Narayanan also uses the HPC system in his research on metal-insulator transitions in complex oxides, which can be used for preparing the building blocks – called memristors – for brain-like computing platforms.
“We are trying to understand the atomic processes that dictate how the same material can switch from being an insulator to a metal when a voltage is applied.” Narayanan said. “Interestingly, when the direction of voltage is flipped, they turn back to insulators again. These materials hold a lot of potential in mimicking the neurons of the human brain.”
The Zurada HPC system also empowers UofL researchers to advance cutting-edge artificial intelligence research inspired by its namesake, Jacek M. Zurada. A professor of electrical and computer engineering at UofL, Zurada is known for his pioneering research in neural networks – a core technology of today’s AI – since the 1990s and has since become one of the world’s most highly cited researchers in computer engineering, according to data compiled by the global academic publishing and information analytics company Elsevier.
Adam E. Gaweda, associate professor in the School of Medicine and a former PhD student of Professor Zurada, is using Zurada HPC for AI research in personalized medicine.
“A lot of my work involves time consuming and computationally heavy AI model training, fine-tuning and simulation,” Gaweda said. “With the Zurada HPC, I will be able to run multiple such jobs in parallel, thereby accelerating the generation of new results.”

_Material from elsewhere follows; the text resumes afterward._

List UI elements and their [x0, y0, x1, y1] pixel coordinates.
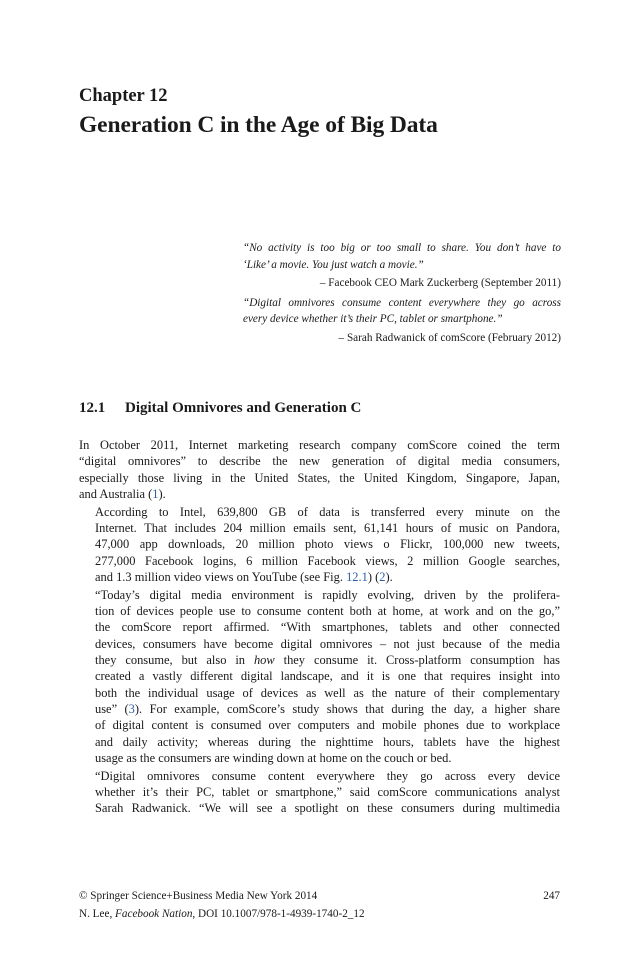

For one project, Gaweda is collaborating with Cheri Levinson in the Department of Psychological and Brain Sciences to develop tools for individualized treatment of eating disorders. He also relies on Zurada HPC in his project on AI-powered discovery of treatments and interventions to slow progression of chronic kidney disease.
Technical specifications
The various servers that comprise the Zurada HPC system have different “personalities,” each suited for specific kinds of computation and projects, according to Ritu Arora, associate vice provost of research computing. The system consists of 119 servers and features a powerful blend of blazing fast CPUs, 43 NVIDIA GPUs, very large memory servers, ultra-fast 200 gigabits-per-second networking and 5 petabytes of high-performance storage.
The system is capable of more than 1.6 petaflops of double-precision performance. “Peta” in petaflops refers to a quadrillion (1,000,000,000,000,000). “Flops” are floating-point operations per second, or the number of math problems (like 4.5 x 1.2) the system can solve every second.
In other words, Zurada HPC can perform more than 1.6 quadrillion calculations every second.
To understand the magnitude of this capability, imagine if each of the approximately eight billion people on Earth performed one calculation every second. It would take them more than 55 hours to do what this machine can do in one second. This kind of speed is necessary to solve complex problems with billions of interacting variables, such as research in drug discovery, cybersecurity, AI and high-performance materials development.